Make your CSV database faster

Rationale

I’m author of Czech name gem. Simply put it’s a database with more than 200k names. Names are stored in 4 CSV files, with the biggest having 100k items. Right now it’s terribly slow to get any name from it and it’s making the gem unusable.

So i was thinking how to make it faster… These are some ideas with benchmarks:

Code

Benchmarks

method real
Simple db, first name ( 0.000426)
Simple db, name in the middle ( 0.421385)
Simple db, last name ( 0.764998)
Hash db, first name ( 0.955345)
Hash db, name in the middle ( 0.000005)
Hash db, last name ( 0.000003)
Split db, first name in first part ( 0.000561)
Split db, last name in first part ( 0.435632)
Split db, first name in second part ( 0.819255)
Split db, last name in second part ( 0.835236)
Alphabet db, first name ( 0.000501)
Alphabet db, name in the middle ( 0.084445)
Alphabet db, last name ( 0.034563)
YAML db, first name ( 1.707125)
YAML db, last name ( 1.671748)

Result

Important thing to know is that the names are ordered from most to least used. Ok! Let’s get started.

First of all Simple vs. Split database. Initially i thought that if i split names in two files it will get faster but that’s not true at all. The speed is same. What does it means? Well.. I guess the file is beeing read lazily? Nice! So it doesn’t matter how many files i have if i have to go through them all for the least used name. Also if i look at how long it takes to get middle name and last name, the speed is constant. Ok, that sounds logicall.

Hash db is blazingly fast. Once it’s in memory it beats everything. But the first access is slow. Unfortunatelly i think most of the time users will search only one name so they won’t profit from subsequent cache at all.. :(

YAML is slow. And, for such simple data structure, the readability isn’t better than CSV.

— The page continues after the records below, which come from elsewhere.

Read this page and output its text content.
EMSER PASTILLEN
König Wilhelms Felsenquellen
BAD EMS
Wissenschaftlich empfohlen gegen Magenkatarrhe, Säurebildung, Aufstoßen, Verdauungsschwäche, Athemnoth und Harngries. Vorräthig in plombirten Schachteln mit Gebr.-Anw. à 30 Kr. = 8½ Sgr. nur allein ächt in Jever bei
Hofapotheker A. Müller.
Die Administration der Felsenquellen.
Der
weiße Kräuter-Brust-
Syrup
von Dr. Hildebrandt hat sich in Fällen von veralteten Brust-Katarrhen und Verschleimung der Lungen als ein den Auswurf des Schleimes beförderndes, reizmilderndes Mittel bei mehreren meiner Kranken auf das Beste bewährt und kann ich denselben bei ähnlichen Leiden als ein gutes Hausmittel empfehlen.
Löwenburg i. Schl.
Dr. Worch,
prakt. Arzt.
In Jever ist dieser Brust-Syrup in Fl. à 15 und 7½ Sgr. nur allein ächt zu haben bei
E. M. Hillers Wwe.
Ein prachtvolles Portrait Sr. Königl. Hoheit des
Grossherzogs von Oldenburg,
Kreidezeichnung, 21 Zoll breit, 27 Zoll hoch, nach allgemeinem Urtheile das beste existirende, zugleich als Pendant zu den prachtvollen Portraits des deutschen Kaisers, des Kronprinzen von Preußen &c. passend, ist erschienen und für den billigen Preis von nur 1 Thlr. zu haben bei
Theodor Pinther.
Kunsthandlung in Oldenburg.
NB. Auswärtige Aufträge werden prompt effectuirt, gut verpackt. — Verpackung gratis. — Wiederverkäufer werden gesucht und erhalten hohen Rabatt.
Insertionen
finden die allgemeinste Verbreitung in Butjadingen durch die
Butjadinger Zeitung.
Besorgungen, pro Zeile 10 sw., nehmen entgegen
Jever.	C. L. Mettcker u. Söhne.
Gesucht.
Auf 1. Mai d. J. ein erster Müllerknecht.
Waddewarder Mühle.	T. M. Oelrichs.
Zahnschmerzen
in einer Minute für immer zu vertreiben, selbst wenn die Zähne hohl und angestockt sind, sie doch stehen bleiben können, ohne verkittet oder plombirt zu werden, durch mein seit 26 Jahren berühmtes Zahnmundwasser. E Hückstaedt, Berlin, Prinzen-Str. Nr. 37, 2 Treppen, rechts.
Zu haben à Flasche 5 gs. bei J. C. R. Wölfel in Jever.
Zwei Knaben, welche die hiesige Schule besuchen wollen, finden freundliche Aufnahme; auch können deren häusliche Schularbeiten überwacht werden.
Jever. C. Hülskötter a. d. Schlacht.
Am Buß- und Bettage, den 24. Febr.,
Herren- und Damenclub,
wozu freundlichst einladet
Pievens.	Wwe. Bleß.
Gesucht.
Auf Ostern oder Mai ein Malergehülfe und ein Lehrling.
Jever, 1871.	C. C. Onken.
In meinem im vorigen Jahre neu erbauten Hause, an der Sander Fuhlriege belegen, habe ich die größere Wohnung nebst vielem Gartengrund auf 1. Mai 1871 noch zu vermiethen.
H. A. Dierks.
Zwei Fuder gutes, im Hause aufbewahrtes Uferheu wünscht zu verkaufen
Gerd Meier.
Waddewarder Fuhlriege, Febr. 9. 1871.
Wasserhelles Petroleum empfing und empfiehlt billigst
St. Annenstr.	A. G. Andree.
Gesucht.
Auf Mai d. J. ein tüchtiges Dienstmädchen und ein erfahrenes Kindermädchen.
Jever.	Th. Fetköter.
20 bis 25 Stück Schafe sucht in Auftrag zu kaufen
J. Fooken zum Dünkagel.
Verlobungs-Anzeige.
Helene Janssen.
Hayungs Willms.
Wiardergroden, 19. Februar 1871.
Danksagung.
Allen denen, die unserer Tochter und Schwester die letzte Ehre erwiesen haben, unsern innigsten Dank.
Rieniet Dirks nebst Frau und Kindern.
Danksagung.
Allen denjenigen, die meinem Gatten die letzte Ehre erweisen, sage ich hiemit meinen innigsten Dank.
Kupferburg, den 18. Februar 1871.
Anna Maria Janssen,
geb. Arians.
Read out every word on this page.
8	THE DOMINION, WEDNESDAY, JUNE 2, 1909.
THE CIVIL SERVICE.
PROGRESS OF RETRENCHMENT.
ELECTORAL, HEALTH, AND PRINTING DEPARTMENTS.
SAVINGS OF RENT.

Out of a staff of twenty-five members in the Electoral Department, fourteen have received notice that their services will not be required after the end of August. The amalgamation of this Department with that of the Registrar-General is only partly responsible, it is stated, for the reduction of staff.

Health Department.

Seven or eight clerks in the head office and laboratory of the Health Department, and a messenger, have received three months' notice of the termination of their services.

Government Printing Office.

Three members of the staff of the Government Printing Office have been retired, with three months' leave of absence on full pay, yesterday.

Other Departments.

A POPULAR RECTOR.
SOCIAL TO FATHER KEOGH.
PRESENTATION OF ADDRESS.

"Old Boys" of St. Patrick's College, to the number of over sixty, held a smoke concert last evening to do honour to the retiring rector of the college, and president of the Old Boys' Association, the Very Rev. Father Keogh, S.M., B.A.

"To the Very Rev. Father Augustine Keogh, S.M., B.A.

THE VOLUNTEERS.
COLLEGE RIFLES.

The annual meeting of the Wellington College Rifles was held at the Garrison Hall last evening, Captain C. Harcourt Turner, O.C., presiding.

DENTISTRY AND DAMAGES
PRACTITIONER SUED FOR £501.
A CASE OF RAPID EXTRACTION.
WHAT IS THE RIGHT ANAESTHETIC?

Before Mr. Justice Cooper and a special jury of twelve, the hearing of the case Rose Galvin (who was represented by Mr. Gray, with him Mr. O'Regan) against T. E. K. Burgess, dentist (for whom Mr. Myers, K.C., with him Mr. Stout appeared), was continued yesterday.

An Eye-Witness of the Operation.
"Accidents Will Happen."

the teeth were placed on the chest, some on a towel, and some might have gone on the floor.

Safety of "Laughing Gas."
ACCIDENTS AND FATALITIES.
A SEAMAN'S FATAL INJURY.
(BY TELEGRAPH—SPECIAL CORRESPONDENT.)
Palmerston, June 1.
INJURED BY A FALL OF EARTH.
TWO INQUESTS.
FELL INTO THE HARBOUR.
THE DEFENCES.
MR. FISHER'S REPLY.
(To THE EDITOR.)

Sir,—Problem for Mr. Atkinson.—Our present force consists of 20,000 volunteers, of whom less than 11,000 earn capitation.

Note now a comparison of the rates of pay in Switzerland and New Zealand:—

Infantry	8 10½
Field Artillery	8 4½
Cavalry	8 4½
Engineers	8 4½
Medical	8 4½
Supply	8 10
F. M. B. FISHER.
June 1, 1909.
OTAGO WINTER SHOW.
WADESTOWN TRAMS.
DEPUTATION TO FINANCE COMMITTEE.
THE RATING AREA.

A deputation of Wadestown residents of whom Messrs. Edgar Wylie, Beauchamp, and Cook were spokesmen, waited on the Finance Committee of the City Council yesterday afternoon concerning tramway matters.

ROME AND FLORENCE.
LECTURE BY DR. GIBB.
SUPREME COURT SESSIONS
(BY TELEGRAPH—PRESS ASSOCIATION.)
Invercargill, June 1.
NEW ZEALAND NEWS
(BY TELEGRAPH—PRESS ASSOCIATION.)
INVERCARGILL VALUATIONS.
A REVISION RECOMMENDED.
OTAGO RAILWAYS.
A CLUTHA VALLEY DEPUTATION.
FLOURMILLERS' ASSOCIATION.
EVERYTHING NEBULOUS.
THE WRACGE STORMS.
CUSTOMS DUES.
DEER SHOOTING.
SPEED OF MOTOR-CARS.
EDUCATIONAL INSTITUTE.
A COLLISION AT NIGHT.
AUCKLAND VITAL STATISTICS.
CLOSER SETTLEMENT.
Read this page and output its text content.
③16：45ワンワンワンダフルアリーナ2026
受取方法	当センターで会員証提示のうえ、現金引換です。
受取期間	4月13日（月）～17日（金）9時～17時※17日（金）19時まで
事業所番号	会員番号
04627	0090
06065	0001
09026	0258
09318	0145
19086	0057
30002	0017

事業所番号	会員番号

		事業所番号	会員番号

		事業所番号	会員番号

Alphabet db has some nice access times mostly the same for each item. Way better than one big file and the code is really simple yet powerful. It comes with a price of dependency on ActiveSupport and dozen of separate files but that’s not so bad. I know it isn’t anything big and i’v probably seen it somewhere before but honestly, i’m proud of it :)

Do you know about some other way access time could be improved over one big file?